I first became acquainted with the idea of “the outside edge of the inside” in reading the work of the Franciscan priest, Richard Rhor. Last summer his work was picked up in a column by New York Times columnist David Brooks.
As a Franciscan, Rhor is concerned about the same kinds of positive social transformation (equity, justice, etc.) that we are working for at Metanoia. He rightly understands that within any institutions there are “insiders” who often easily become preoccupied with keeping their ‘insider’ status and keeping the institution in tact as it is because that preserves their status. There are also “outsiders” who bear no allegiance or attachments to the institutions. They have tremendous freedom to say whatever they want about these institutions because they have no vested interest in their survival. This freedom also comes with a price in that they are easily labeled by insiders as troublemakers and dismissed out of hand without being taken seriously.
Between these two groups, Rhor notes, there are those that choose to intentionally stand on the “outside edge of the inside.” That is, they create relationships with both insiders and outsiders and seek to be a conduit and bridge builder between the two that can help them develop solutions that lead to something totally new and unexpected by both. Rhor points out that it is often the people on the outside edge of the inside who get consensus built and solutions made in our communities. They exercise a unique power and responsibility by virtue of their social position. Maintaining that position is not always easy, however.
Inevitably, both insiders and outsiders will work to pull as many people into their circle as possible. So to maintain a position on the outside edge of the inside means that sometimes one will be regarded as an insider by outsiders and an outsider by insiders. It can feel like a no-win spot to be in . . . but it is precisely the place where the real work of social change most often happens.
For those of you who know Metanoia well – I’m hoping that by now you can see how we seek to embody this ethic in our work. We maintain important and working relationships with major institutions in our community even as we also work to maintain important and working relationships with groups and individuals that seek to critique those institutions. I personally have been in rooms where I have been encouraged by insiders to “do something” about the outsiders critiquing them. We are not in business to “do something” about anyone honestly expressing their opinions in a public way. One reason is that would then make us lose our position on the outside edge of the inside. I have also personally been in rooms of outsiders where the good work we are accomplishing by working together with a group of insiders has been second guessed and dismissed more out of animosity for the insiders than any real regard for the value of the work itself. Thus is life on the outside edge of the inside.

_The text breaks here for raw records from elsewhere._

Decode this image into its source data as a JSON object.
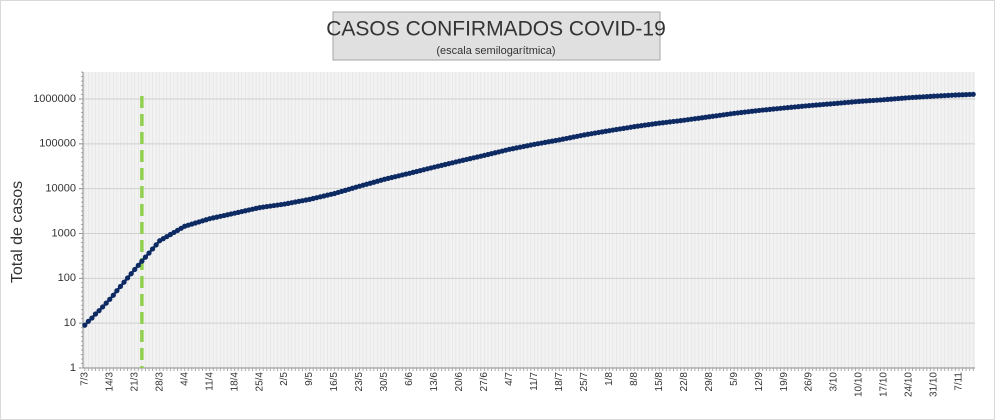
{
  "chart_data": {
    "type": "line",
    "title": "CASOS CONFIRMADOS COVID-19",
    "subtitle": "(escala semilogarítmica)",
    "y_label": "Total de casos",
    "log_y": true,
    "grid": true,
    "ylim": [
      1,
      4000000
    ],
    "yticks": [
      1,
      10,
      100,
      1000,
      10000,
      100000,
      1000000
    ],
    "vline": {
      "index": 16,
      "color": "#92d050"
    },
    "categories": [
      "7/3",
      null,
      null,
      null,
      null,
      null,
      null,
      "14/3",
      null,
      null,
      null,
      null,
      null,
      null,
      "21/3",
      null,
      null,
      null,
      null,
      null,
      null,
      "28/3",
      null,
      null,
      null,
      null,
      null,
      null,
      "4/4",
      null,
      null,
      null,
      null,
      null,
      null,
      "11/4",
      null,
      null,
      null,
      null,
      null,
      null,
      "18/4",
      null,
      null,
      null,
      null,
      null,
      null,
      "25/4",
      null,
      null,
      null,
      null,
      null,
      null,
      "2/5",
      null,
      null,
      null,
      null,
      null,
      null,
      "9/5",
      null,
      null,
      null,
      null,
      null,
      null,
      "16/5",
      null,
      null,
      null,
      null,
      null,
      null,
      "23/5",
      null,
      null,
      null,
      null,
      null,
      null,
      "30/5",
      null,
      null,
      null,
      null,
      null,
      null,
      "6/6",
      null,
      null,
      null,
      null,
      null,
      null,
      "13/6",
      null,
      null,
      null,
      null,
      null,
      null,
      "20/6",
      null,
      null,
      null,
      null,
      null,
      null,
      "27/6",
      null,
      null,
      null,
      null,
      null,
      null,
      "4/7",
      null,
      null,
      null,
      null,
      null,
      null,
      "11/7",
      null,
      null,
      null,
      null,
      null,
      null,
      "18/7",
      null,
      null,
      null,
      null,
      null,
      null,
      "25/7",
      null,
      null,
      null,
      null,
      null,
      null,
      "1/8",
      null,
      null,
      null,
      null,
      null,
      null,
      "8/8",
      null,
      null,
      null,
      null,
      null,
      null,
      "15/8",
      null,
      null,
      null,
      null,
      null,
      null,
      "22/8",
      null,
      null,
      null,
      null,
      null,
      null,
      "29/8",
      null,
      null,
      null,
      null,
      null,
      null,
      "5/9",
      null,
      null,
      null,
      null,
      null,
      null,
      "12/9",
      null,
      null,
      null,
      null,
      null,
      null,
      "19/9",
      null,
      null,
      null,
      null,
      null,
      null,
      "26/9",
      null,
      null,
      null,
      null,
      null,
      null,
      "3/10",
      null,
      null,
      null,
      null,
      null,
      null,
      "10/10",
      null,
      null,
      null,
      null,
      null,
      null,
      "17/10",
      null,
      null,
      null,
      null,
      null,
      null,
      "24/10",
      null,
      null,
      null,
      null,
      null,
      null,
      "31/10",
      null,
      null,
      null,
      null,
      null,
      null,
      "7/11",
      null,
      null,
      null,
      null
    ],
    "series": [
      {
        "name": "Total de casos",
        "color": "#0d2a63",
        "values": [
          9,
          11,
          13,
          16,
          19,
          23,
          28,
          34,
          42,
          53,
          66,
          82,
          102,
          127,
          158,
          195,
          241,
          297,
          366,
          452,
          558,
          690,
          767,
          853,
          949,
          1055,
          1173,
          1305,
          1451,
          1534,
          1621,
          1714,
          1811,
          1915,
          2024,
          2142,
          2230,
          2321,
          2416,
          2515,
          2618,
          2726,
          2839,
          2958,
          3082,
          3212,
          3347,
          3487,
          3634,
          3780,
          3880,
          3983,
          4088,
          4196,
          4307,
          4418,
          4532,
          4693,
          4860,
          5034,
          5213,
          5398,
          5582,
          5776,
          6031,
          6296,
          6573,
          6863,
          7165,
          7479,
          7805,
          8236,
          8689,
          9168,
          9673,
          10205,
          10770,
          11353,
          11945,
          12566,
          13220,
          13907,
          14631,
          15392,
          16214,
          16948,
          17714,
          18514,
          19350,
          20225,
          21138,
          22020,
          23055,
          24139,
          25273,
          26461,
          27705,
          29007,
          30295,
          31658,
          33083,
          34571,
          36127,
          37753,
          39452,
          41204,
          42976,
          44824,
          46751,
          48761,
          50858,
          53045,
          55343,
          57834,
          60436,
          63156,
          65998,
          68968,
          72071,
          75376,
          78203,
          81135,
          84178,
          87335,
          90610,
          94008,
          97509,
          100746,
          104091,
          107547,
          111117,
          114806,
          118618,
          122524,
          127094,
          131835,
          136752,
          141853,
          147144,
          152633,
          158334,
          163306,
          168434,
          173723,
          179178,
          184804,
          190607,
          196543,
          202439,
          208512,
          214768,
          221211,
          227847,
          234683,
          241811,
          248074,
          254499,
          261091,
          267853,
          274790,
          281907,
          289100,
          295460,
          301960,
          308603,
          315392,
          322331,
          329422,
          336802,
          345323,
          354060,
          363018,
          372202,
          381619,
          391274,
          401239,
          411471,
          421963,
          432723,
          443758,
          455074,
          466678,
          478792,
          489086,
          499601,
          510343,
          521315,
          532523,
          543972,
          555537,
          565759,
          576169,
          586771,
          597567,
          608562,
          619760,
          631365,
          642225,
          653271,
          664507,
          675937,
          687563,
          699389,
          711325,
          722208,
          733258,
          744477,
          755867,
          767432,
          779174,
          790818,
          803471,
          816327,
          829388,
          842658,
          856141,
          869839,
          883882,
          895107,
          906475,
          917987,
          929646,
          941452,
          953409,
          965609,
          979804,
          994207,
          1008822,
          1023652,
          1038700,
          1053969,
          1069368,
          1081452,
          1093672,
          1106031,
          1118529,
          1131168,
          1143951,
          1157179,
          1168288,
          1179503,
          1190827,
          1202259,
          1213801,
          1225453,
          1236851,
          1245000,
          1253000,
          1262000,
          1273000
        ]
      }
    ]
  }
}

Nevertheless, the outside edge of the inside remains the place where much of the original and transformative social change occurs in our world. Keeping that in mind, our question becomes how do we develop an organizational culture and ethic that helps the people of our movement remain faithfully on the outside edge of the inside? It takes a significant amount of self-care and the nurturing of an expansive consciousness that looks more for commonality than the apparent divisions. We live in a world that is becoming increasing dualistic in its thought process (i.e. “you are either with us or against us,” issues are always cut and dry with only two possible solutions in opposition, etc.). However, this kind of thinking doesn’t work on the outside edge of the inside. What is needed is a more unitive thought process that seeks value on both sides of an issue and works to put two opposing sides into a new form of relationship with one another. My own faith is very helpful in this endeavor, as it roots me in a way of thinking about the world that calls for love of everyone involved and views all people equally regardless of their outsider or insider status. For example, I have found Jesus’ difficult instruction to “pray for your enemies” an essential tool in helping me remain on the outside edge of the inside. Those prayers, rightly done, remind me that they are more than just “my enemies,” they are also God’s children with their own pains, hopes and faults like me – they help me see people in a fresh new light next time I am with them.
A week or so ago, I had breakfast with a dear friend who is also working on the outside edge of the inside. He is a senior leader in one of our region’s premier institutions and he is working every day to make that institution more equitable. This is an institution that has its outsider detractors and in significant ways, those outsiders are correct about the not-always-positive legacy of this institution in our community. And yet, by working on the outside edge of the inside, my friend has accomplished more within this institution in a relatively short amount of time than a generation of critics critiquing from the outside.
We swapped stories of what it is like to be called a “sell out” by outsiders and then, sometimes on the same day and with the same issue, be regarded by the insiders as an outsider ourselves. We also agreed that there is no where we would rather be to get things done to make our society a better and more equitable place than the outside edge of the inside. I am grateful for those who have respected and supported us in taking this position over our history at Metanoia.